Some say they that art was all they ever wanted to do. They were called to it. Pursuing their dream with teeth-gritted determination and fiery passion - but I never set out to make drawing my career path. If i had a 'secret origin', I'd say it was 'by accident'.
Yeah, there was a time at junior school when I was convinced I'd end up working for Disney or Hana Barbera, I thought it'd be easy to do. I was naïve to the whole painstaking laborious process involved, I thought you'd just draw a few pretty pictures then some machine 'filled in' the rest (which has sorta come true). Didn't know anything about hand-painting cells and the thousands of drawings involved, I just loved cartoons, and wanted to make them 'when I grew up'.
Don't get me wrong, I always loved comics, started to read them around the age of 4, and started to draw my own not long after. But i just did them for fun and to pass time at the back of maths class. Then i started to grow pubic hairs and notice girls and lost ALL interest in a career or planning my future. I just wanted to muck around with my mates and Debbie Everard.
Then i wanted to be Joe Strummer or Dave Vanian, that didn't happen. Then i wanted to be Sam Raimi or Luci Fulci, that didn't happen. It left me rather disenchanted. Felt lost and unfocused and needed some outlet, some way to get stuff outta my head.
...and I just started drawing again. I really got fired up! So much so I went and enrolled at art school
Which, other than meeting a coupla like-minded souls who became good friends, wasn't time well spent. Eventually, almost as a reaction to the bitter blinkered poseurs who attempted to teach me how to draw - and what to draw - i walked away from college and set up as a 'freelance artist'. Didn't know what the fuck i was doing, but it felt right choice.

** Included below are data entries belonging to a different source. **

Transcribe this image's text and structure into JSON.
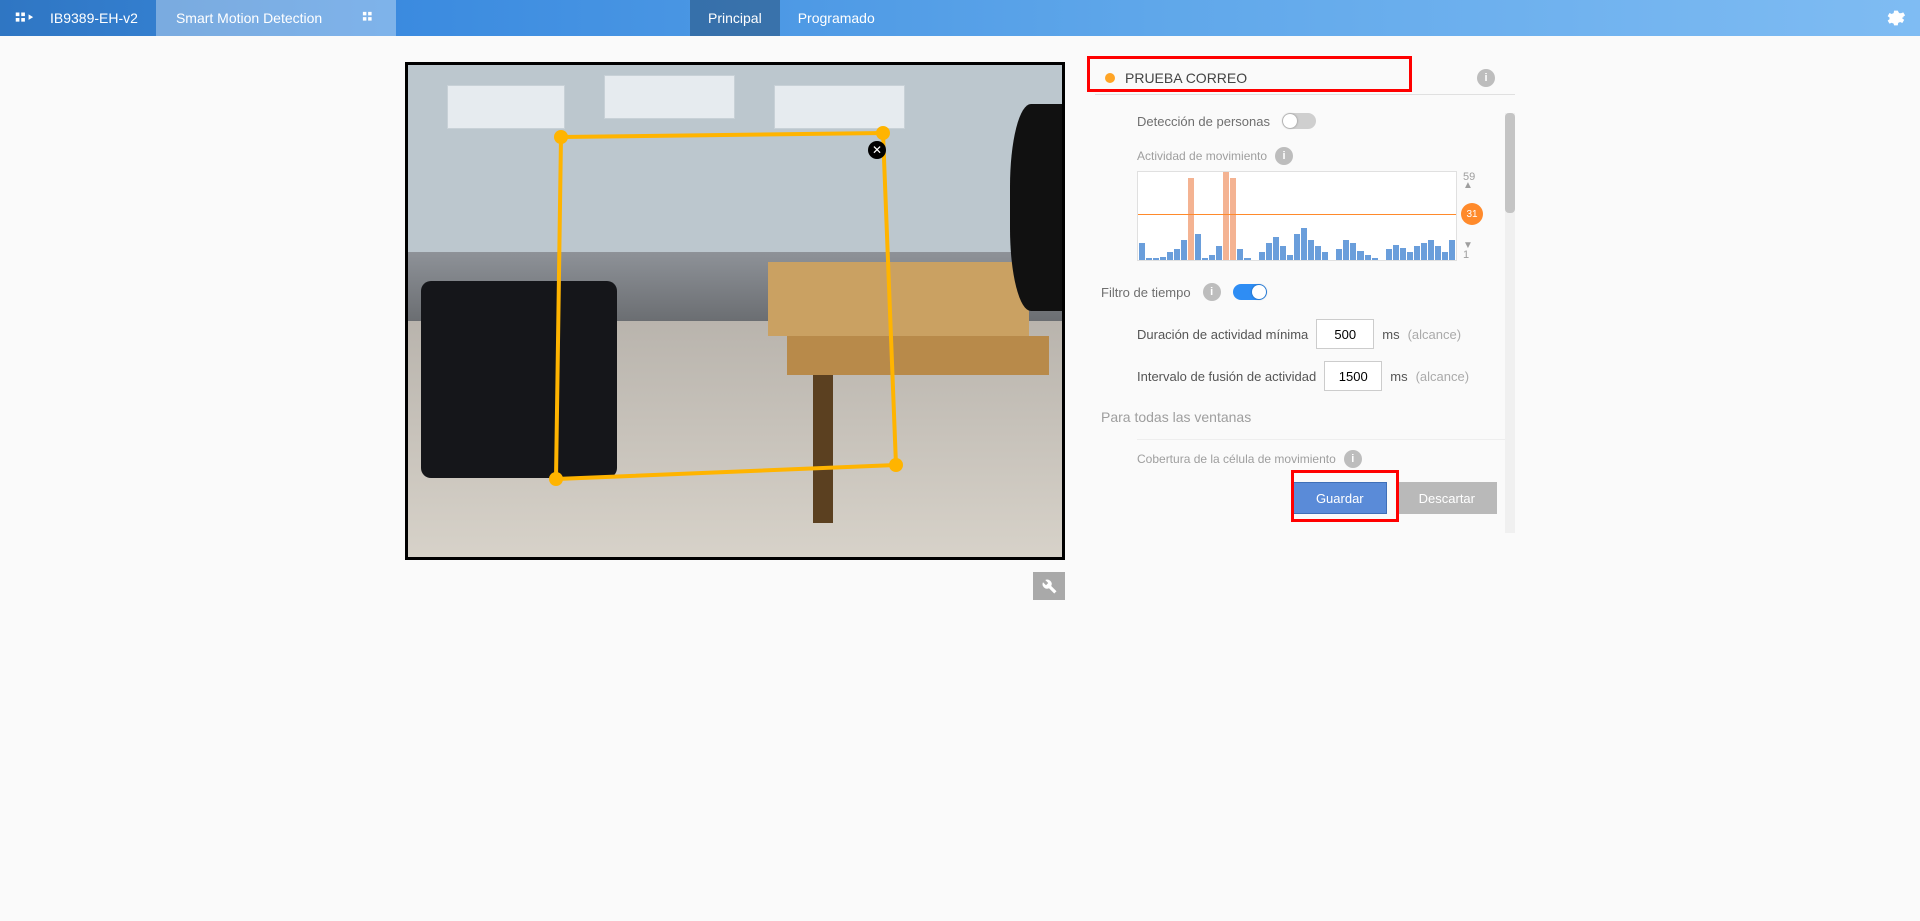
{
  "topbar": {
    "model": "IB9389-EH-v2",
    "feature": "Smart Motion Detection",
    "tabs": {
      "principal": "Principal",
      "programado": "Programado"
    }
  },
  "video": {
    "roi_close": "✕"
  },
  "panel": {
    "title": "PRUEBA CORREO",
    "person_detection_label": "Detección de personas",
    "motion_activity_label": "Actividad de movimiento",
    "time_filter_label": "Filtro de tiempo",
    "min_duration_label": "Duración de actividad mínima",
    "min_duration_value": "500",
    "merge_interval_label": "Intervalo de fusión de actividad",
    "merge_interval_value": "1500",
    "unit": "ms",
    "range_hint": "(alcance)",
    "all_windows": "Para todas las ventanas",
    "coverage_label": "Cobertura de la célula de movimiento"
  },
  "chart_data": {
    "type": "bar",
    "ymax": 59,
    "ymin": 1,
    "threshold": 31,
    "values": [
      12,
      2,
      2,
      3,
      6,
      8,
      14,
      55,
      18,
      2,
      4,
      10,
      59,
      55,
      8,
      2,
      1,
      6,
      12,
      16,
      10,
      4,
      18,
      22,
      14,
      10,
      6,
      1,
      8,
      14,
      12,
      7,
      4,
      2,
      1,
      8,
      11,
      9,
      6,
      10,
      12,
      14,
      10,
      6,
      14
    ],
    "event_flags": [
      0,
      0,
      0,
      0,
      0,
      0,
      0,
      1,
      0,
      0,
      0,
      0,
      1,
      1,
      0,
      0,
      0,
      0,
      0,
      0,
      0,
      0,
      0,
      0,
      0,
      0,
      0,
      0,
      0,
      0,
      0,
      0,
      0,
      0,
      0,
      0,
      0,
      0,
      0,
      0,
      0,
      0,
      0,
      0,
      0
    ]
  },
  "actions": {
    "save": "Guardar",
    "discard": "Descartar"
  }
}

Then fate/uncanny good timing landed me the dream-gig of drawing Mr. X for Vortex Comics. It all happened very fast. Way too fast! And because of reckless stuff i was doing in my personal life - it ended just as fast. And from then on, my career stalled and spluttered, and often left me unemployed, and without a penny to rub.
Early 90's was the lowest point. I was so close to packing it all in but then along came Zool - The Alien Ninja from The Nth Dimension.
Boxtree publishing had the rights to produce a series of illustrated book adventures featuring Zool, an early video game rival to Mario. Somewhere I'd bumped into Ian Edginton (writer of Scarlet Traces, Stickleback, and many fine works for 2000ad) who dug what i did with Mr.X. We shook hands, talked old comics, and weeks/months later he called asking if i wanted to team-up on the first Zool.
I was busy moving house at the time, having a relationship meltdown, and finishing up a bunch of samples/pitches, but hungry for a good break - i leaped at the chance! It was mostly a nightmare: tight deadlines, working all hours, waiting for a book that sometimes arrived in chapters or a few paragraphs at a time, re-writes, re-thinks, re-draws, along with an editor who thought he could write it better - which he couldn't.
...and getting all money owed took over 4 months of letters and phone calls, and finally an actual threat to turn up at the office with violent intent (they paid two days later). Leaving an editor cowering under his desk helped lose me the follow up gig, which added new misery and disillusionment.
But, looking at it now, with fresh, less jaded eyes, I'm really glad i did it. It's a fun book, set me some new challenges and helped develop/fine tune a new, more 'cartoony' style, prepping me for Rock and Roll High School a few months later.